Moreover, the shared family morphology of a large cave-like mouth and the presence of an illicuim help to infer information about the feeding behavior of A. drombus. Previous studies looking at fish in the Antennaridae family have noted these fish slowly stalking their prey, then remaining stationary and using the illicuim (or lure) to draw their prey in. Feeding observations in frogfish show that these fish will display their lure and wiggle it to catch the attention of other fish or crustaceans. Once the prey is close enough, the frogfish will capture it with gape and suck feeding. It has been discovered that froggish can enlarge their mouths by a factor of 12 within 6 milliseconds, making this an effective way of feeding on any size or type of prey that is attracted by their lure.

== Mating behavior ==

In addition to assumptions made from morphological features, the mating behavior of A. drombus can be predicted using mating observations from other frogfish species. The study of reference for this prediction describes mating behavior observed in Antennarius stratus or, or the hairy frogfish. Although closely related, it's important to note that differences in size and habitat likely contribute to differences in the mating ritual and behavior.

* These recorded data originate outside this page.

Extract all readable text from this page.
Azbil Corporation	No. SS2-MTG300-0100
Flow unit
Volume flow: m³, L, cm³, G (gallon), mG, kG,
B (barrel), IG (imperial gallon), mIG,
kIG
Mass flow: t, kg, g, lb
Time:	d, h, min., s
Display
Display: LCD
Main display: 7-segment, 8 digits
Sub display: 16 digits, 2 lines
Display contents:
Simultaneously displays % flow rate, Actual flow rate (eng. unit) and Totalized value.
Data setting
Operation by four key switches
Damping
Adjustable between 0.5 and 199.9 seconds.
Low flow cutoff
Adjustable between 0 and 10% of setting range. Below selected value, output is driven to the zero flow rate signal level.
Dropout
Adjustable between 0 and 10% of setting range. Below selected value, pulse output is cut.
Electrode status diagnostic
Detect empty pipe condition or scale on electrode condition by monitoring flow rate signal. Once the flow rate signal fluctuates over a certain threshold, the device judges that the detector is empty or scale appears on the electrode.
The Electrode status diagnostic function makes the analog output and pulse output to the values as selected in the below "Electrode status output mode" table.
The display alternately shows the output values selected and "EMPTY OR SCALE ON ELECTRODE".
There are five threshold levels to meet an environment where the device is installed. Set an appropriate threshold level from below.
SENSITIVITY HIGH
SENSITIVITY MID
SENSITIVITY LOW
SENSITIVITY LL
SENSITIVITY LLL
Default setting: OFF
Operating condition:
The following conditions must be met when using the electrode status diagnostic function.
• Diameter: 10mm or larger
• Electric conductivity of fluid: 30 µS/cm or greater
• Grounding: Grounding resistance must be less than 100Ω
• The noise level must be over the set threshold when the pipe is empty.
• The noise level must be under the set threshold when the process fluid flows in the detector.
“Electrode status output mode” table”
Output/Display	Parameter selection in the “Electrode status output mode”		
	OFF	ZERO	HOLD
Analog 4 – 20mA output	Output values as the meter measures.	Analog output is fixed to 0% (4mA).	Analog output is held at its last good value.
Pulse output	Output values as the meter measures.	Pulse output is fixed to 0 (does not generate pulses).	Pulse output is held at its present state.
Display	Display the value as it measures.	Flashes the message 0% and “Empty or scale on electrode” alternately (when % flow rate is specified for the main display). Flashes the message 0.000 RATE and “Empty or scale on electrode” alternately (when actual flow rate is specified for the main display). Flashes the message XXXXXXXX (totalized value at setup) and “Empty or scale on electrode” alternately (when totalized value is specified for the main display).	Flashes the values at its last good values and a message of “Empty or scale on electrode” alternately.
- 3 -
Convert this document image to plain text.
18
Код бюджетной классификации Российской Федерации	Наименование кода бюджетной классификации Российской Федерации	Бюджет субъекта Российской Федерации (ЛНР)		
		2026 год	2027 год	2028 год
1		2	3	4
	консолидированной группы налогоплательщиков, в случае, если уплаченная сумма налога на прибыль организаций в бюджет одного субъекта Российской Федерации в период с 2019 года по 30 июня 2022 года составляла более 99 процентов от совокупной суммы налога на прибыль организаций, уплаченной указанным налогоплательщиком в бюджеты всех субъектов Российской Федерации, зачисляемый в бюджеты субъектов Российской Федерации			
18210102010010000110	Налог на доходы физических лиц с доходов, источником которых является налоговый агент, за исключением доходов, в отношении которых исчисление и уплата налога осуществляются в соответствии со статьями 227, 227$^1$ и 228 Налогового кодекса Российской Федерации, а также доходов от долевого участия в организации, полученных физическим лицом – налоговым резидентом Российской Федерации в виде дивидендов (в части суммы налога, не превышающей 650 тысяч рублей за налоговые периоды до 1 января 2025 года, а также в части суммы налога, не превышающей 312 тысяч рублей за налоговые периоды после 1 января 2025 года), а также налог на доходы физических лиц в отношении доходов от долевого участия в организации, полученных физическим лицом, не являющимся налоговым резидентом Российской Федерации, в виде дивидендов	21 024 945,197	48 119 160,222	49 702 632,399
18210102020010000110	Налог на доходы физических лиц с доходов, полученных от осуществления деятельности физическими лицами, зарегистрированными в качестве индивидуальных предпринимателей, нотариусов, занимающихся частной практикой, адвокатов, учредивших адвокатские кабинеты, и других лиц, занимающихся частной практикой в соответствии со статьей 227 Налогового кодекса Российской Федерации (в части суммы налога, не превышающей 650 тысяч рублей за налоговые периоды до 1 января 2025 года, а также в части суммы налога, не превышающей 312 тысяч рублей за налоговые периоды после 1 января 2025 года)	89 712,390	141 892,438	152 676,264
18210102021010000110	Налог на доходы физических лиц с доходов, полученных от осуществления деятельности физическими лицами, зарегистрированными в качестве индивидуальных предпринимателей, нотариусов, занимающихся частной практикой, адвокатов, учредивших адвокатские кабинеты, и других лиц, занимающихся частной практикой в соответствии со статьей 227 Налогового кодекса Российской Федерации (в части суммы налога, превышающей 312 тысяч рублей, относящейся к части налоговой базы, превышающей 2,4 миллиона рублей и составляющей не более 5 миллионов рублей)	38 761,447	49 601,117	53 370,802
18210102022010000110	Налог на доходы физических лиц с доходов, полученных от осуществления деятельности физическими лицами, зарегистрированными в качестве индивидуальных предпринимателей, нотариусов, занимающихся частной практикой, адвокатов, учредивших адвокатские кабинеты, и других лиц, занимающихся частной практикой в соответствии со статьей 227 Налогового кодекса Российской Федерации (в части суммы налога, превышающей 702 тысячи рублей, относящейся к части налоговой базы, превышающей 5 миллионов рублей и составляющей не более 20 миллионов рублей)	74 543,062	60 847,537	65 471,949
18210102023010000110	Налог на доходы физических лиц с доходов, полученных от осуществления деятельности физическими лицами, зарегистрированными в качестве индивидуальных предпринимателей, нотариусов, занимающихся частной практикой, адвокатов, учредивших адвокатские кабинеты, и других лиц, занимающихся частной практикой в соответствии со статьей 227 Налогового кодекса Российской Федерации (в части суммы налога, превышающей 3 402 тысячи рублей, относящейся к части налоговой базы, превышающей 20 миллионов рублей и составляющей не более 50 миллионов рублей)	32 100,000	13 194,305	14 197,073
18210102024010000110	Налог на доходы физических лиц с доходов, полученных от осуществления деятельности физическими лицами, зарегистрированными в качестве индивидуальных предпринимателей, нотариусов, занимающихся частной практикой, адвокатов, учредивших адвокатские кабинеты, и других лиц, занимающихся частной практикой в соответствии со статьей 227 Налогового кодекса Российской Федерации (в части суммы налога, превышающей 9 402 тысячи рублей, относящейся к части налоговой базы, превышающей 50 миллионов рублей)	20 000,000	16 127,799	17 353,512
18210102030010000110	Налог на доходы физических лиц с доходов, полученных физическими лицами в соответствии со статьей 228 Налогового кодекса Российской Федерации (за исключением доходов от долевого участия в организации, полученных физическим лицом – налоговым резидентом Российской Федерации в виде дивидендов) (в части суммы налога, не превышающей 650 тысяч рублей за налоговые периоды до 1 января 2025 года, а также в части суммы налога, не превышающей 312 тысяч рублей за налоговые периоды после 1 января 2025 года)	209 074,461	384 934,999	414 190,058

To attract a female, the sexually dimorphic smaller male will swim around the female, changing color and deploying its dorsal and anal fins in a vibrating dance. This ritual took place over 4 days, with the male changing color every day and remaining the same color on the third day. It was also noted that the male is aggressive towards the female during courtship. After successful courting, the female will undergo an increase in size, followed by the excretion of a mucus band. Within this mucus band are eggs arranged in two groups of 3. Succeeding this excretion, the female returns to her original size and goes into a state of torpor. In response, the male will swim around this band, rubbing it with his snout and fins. Finally the male will swim over the mucus band and fertilize the eggs.
As mentioned previously, since A. drombus and A. stratus are found within the same family, their mating behavior is likely similar, but it cannot be assumed that they are the same. Looking at the mating ritual of A. stratus can allow for the inference of what potential male-female interactions between A. drombus are, and what the steps to mating within this family may look like.

== Cultural significance ==

Unlike other fish families, those in Antennariidae are not featured in folklore, historical narratives, or art. Frogfish are typically celebrated for their uniqueness and unusual appearance, but other than interest in their strange features, they are not culturally significant.

== Conservation status ==

This is a native fish of the Hawaiian archipelago in the North Pacific Ocean. In 2022, the IUCN Red List declared that the Hawaiian freckled frogfish is of least concern. Due to a lack of information in the published literature about this fish, it's difficult to truly determine if this species is at sustainable numbers.